Tom kannte das schon.
„Was ist los?“, fragte er deshalb besorgt.
„Mmh …“, brummte Josefine und kramte weiter.
„Kann ich dir irgendwie helfen?“
„Ich war sicher, ich hatte hier …“ brummelte Josefine vor sich hin und förderte Blocks, kleine, große, bunte Stifte, einen Füller, Schlüssel, das Handy zutage. Keinen Traubenzucker, keine Fruchtgummis.
Sie nahm das Handy. Zucker messen, dachte sie, wäre jetzt eine gute Idee. Der Scanner zeigte 54 mg/dl. Mit Pfeil nach unten. Er würde also weiter sinken.
„Ich weiß nicht…“, sagte sie dann. Sie sah ein bisschen ratlos aus.
Josefine stellte die Insulinpumpe aus. Für alle Fälle. Irgendwo würde es ein Café geben und dann könnte sie eine Cola trinke. Mit Zucker diesmal.
„Non – ferme“
Das erste Café auf dem Inselchen mitten in der Ille wollte gerade schließen. Im zweiten wurden ebenfalls gerade die Tische abgewischt.
„Non“, erklärte der Kellner. „ferme.“
Josefine war ein bisschen mulmig. Ob es gut ging? Bisher war ihr ja nie etwas passiert, egal, wie unbefangen sie mit ihrer Diabeteseinstellung umgegangen war. Aber es gab schließlich für alles ein erstes Mal. Sie fühlte sich etwas wackelig auf den Beinen.
Das Testgerät zeigte inzwischen „Lo“. Der Blutzuckerwert war nicht mehr messbar.

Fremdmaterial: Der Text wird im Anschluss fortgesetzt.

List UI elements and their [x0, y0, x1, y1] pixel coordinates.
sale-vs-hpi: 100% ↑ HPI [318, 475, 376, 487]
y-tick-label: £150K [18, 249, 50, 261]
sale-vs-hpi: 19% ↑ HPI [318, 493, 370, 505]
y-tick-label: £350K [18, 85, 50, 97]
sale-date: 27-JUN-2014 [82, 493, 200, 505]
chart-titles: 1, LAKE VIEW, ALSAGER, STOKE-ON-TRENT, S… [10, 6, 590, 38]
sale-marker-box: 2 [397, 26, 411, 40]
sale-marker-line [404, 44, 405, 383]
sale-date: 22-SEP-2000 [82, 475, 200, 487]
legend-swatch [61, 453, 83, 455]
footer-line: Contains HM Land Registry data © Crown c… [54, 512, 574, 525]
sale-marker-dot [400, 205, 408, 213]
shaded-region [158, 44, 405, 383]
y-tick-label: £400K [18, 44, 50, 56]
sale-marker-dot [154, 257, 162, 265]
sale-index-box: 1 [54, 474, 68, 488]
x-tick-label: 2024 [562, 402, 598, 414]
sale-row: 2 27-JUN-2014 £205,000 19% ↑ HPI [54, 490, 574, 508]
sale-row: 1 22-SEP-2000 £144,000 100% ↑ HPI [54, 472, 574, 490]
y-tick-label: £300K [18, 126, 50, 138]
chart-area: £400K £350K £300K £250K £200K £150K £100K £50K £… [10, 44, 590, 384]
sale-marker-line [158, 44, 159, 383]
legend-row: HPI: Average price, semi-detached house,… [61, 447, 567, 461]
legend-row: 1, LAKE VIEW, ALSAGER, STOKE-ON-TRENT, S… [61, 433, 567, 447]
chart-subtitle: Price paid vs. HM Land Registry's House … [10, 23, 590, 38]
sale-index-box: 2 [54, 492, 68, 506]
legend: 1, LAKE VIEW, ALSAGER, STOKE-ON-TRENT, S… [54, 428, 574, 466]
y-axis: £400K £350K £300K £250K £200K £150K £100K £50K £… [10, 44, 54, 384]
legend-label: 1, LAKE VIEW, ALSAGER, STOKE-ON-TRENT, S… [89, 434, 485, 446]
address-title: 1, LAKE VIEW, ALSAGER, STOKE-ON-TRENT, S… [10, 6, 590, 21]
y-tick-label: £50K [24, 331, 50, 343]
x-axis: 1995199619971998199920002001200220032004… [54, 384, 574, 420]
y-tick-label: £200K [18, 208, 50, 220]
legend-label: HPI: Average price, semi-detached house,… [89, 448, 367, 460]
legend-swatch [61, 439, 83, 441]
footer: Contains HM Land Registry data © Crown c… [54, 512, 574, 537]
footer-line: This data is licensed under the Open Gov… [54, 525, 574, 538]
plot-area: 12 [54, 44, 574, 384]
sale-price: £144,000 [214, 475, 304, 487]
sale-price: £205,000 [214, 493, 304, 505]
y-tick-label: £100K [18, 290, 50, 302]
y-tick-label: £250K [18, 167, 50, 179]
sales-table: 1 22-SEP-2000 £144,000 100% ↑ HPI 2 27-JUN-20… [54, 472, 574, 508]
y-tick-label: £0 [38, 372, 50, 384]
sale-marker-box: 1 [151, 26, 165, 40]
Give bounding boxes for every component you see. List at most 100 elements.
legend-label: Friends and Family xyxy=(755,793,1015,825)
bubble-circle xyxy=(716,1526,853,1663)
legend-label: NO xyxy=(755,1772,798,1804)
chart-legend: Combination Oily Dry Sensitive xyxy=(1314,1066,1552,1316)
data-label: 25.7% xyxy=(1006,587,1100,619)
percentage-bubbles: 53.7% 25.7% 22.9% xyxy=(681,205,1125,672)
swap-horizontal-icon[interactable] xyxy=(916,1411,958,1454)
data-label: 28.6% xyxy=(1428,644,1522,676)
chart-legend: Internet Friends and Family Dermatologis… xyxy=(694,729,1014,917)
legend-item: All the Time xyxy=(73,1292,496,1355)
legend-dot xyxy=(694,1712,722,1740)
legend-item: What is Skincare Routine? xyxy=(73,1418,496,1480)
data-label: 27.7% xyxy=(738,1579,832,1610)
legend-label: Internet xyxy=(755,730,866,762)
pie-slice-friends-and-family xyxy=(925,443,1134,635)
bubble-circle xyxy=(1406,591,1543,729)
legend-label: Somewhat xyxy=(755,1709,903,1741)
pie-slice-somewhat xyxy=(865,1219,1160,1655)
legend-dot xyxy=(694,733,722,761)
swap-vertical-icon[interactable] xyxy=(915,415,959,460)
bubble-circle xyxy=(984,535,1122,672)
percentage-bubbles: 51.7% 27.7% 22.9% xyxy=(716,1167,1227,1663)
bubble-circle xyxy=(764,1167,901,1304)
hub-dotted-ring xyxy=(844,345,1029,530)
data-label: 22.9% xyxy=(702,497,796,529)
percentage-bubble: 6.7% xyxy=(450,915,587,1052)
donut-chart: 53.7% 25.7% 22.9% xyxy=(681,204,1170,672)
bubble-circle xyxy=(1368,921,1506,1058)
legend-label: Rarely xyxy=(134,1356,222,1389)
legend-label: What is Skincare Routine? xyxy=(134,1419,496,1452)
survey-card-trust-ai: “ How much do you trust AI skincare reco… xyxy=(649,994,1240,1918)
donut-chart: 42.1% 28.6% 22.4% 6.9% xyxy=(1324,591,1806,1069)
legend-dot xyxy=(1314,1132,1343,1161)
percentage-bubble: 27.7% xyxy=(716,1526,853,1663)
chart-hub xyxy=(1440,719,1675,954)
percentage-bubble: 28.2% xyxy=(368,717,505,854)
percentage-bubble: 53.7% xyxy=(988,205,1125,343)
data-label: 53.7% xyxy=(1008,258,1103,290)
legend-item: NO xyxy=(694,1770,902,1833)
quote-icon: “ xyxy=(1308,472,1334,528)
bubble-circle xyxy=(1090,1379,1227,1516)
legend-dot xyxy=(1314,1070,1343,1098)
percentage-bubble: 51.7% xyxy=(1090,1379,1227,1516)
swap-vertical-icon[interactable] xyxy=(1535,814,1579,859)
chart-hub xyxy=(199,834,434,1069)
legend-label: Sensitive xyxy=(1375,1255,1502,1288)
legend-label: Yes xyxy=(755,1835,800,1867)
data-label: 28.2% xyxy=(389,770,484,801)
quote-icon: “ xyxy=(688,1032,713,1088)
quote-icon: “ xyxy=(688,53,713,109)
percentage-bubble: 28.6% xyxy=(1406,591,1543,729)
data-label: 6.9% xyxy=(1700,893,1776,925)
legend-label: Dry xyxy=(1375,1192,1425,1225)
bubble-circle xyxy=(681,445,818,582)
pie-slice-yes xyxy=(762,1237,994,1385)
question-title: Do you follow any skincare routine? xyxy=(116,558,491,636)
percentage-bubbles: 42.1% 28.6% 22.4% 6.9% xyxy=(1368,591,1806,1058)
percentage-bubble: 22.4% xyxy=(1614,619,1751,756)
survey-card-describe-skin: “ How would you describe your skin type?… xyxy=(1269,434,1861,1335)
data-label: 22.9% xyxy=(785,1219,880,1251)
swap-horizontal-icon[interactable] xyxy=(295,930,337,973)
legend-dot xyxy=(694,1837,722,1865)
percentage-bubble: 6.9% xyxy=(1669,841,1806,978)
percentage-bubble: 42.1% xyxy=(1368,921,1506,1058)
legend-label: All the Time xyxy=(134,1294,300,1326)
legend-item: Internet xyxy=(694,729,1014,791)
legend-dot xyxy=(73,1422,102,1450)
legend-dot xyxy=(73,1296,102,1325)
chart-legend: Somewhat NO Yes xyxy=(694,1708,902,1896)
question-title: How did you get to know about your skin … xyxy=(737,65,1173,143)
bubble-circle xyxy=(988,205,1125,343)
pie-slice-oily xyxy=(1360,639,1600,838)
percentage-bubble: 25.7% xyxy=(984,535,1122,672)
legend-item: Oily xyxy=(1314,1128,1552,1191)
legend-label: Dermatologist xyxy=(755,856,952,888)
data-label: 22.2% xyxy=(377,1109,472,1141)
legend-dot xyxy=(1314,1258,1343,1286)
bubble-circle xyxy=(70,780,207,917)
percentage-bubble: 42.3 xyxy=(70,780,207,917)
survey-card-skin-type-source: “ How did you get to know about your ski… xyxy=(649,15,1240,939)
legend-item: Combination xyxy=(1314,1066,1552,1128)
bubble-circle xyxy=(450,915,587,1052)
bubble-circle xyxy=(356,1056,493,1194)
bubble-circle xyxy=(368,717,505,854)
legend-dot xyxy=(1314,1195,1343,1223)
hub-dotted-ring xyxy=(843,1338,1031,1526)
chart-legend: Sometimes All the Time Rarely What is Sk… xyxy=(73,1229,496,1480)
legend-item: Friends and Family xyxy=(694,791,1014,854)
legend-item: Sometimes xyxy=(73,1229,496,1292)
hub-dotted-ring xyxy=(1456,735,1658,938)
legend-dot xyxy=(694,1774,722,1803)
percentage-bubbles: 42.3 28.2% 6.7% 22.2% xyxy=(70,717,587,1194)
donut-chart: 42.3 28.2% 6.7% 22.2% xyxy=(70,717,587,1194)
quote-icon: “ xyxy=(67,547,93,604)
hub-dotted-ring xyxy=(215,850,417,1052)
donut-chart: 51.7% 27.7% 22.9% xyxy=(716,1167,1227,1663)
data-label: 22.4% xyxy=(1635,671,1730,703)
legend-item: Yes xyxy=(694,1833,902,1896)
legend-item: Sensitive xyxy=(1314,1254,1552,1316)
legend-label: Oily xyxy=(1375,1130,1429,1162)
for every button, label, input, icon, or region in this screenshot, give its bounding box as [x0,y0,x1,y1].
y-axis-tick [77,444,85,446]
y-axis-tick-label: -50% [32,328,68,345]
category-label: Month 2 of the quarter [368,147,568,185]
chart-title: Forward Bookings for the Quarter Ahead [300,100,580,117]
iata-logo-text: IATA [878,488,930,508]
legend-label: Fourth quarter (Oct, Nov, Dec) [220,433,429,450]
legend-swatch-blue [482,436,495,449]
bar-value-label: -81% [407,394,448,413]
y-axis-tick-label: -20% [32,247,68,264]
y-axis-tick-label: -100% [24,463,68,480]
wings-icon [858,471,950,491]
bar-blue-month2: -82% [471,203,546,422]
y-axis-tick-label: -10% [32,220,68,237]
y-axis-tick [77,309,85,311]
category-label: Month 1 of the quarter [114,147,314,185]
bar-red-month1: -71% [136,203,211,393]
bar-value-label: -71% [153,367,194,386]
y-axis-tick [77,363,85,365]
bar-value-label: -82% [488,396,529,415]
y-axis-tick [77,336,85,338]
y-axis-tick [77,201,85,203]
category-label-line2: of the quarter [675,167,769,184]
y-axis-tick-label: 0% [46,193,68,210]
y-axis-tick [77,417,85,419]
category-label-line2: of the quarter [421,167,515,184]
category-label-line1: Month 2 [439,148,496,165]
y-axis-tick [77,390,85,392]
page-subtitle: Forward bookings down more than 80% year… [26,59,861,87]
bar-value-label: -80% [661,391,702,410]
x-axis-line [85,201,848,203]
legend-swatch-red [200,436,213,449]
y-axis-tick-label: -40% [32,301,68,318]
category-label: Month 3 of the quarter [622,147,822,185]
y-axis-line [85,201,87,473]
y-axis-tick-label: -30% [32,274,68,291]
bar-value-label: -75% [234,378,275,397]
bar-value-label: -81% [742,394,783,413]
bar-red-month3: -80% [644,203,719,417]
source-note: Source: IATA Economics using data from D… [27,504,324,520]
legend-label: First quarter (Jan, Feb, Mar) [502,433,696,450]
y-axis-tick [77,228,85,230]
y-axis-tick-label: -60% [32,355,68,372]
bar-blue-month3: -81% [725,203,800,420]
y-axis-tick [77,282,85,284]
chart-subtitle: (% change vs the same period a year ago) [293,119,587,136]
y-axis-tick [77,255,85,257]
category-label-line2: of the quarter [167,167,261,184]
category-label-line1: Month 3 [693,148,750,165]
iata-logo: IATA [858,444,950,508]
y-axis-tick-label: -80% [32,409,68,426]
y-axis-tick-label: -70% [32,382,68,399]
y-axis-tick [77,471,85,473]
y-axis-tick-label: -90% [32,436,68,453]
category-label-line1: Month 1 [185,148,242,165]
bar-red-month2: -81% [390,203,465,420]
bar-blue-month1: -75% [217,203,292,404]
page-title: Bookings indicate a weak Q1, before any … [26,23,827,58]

In den unteren Bereichen war es ungenau, beruhigte sie sich selbst. In Wirklichkeit, war der Wert sicherlich höher. Zumindest mit Sicherheit im messbaren Bereich.
„Guck, da ist ein Supermarkt. Setz dich da auf die Treppe. Ich besorg dir Saft.“
Tom zeigte auf die gegenüber liegende Straßenseite.
Josefine entspannte sich.
Alles würde gut werden.
Nach ein paar Minuten kam Tom wieder. Mit dem Arm voller Twix-Riegel und einer Flasche frisch gepresstem gekühlten Orangensaft.
Der Stadtbummel konnte beginnen.
Josefine war versorgt, der Zucker wieder m grünen Bereich.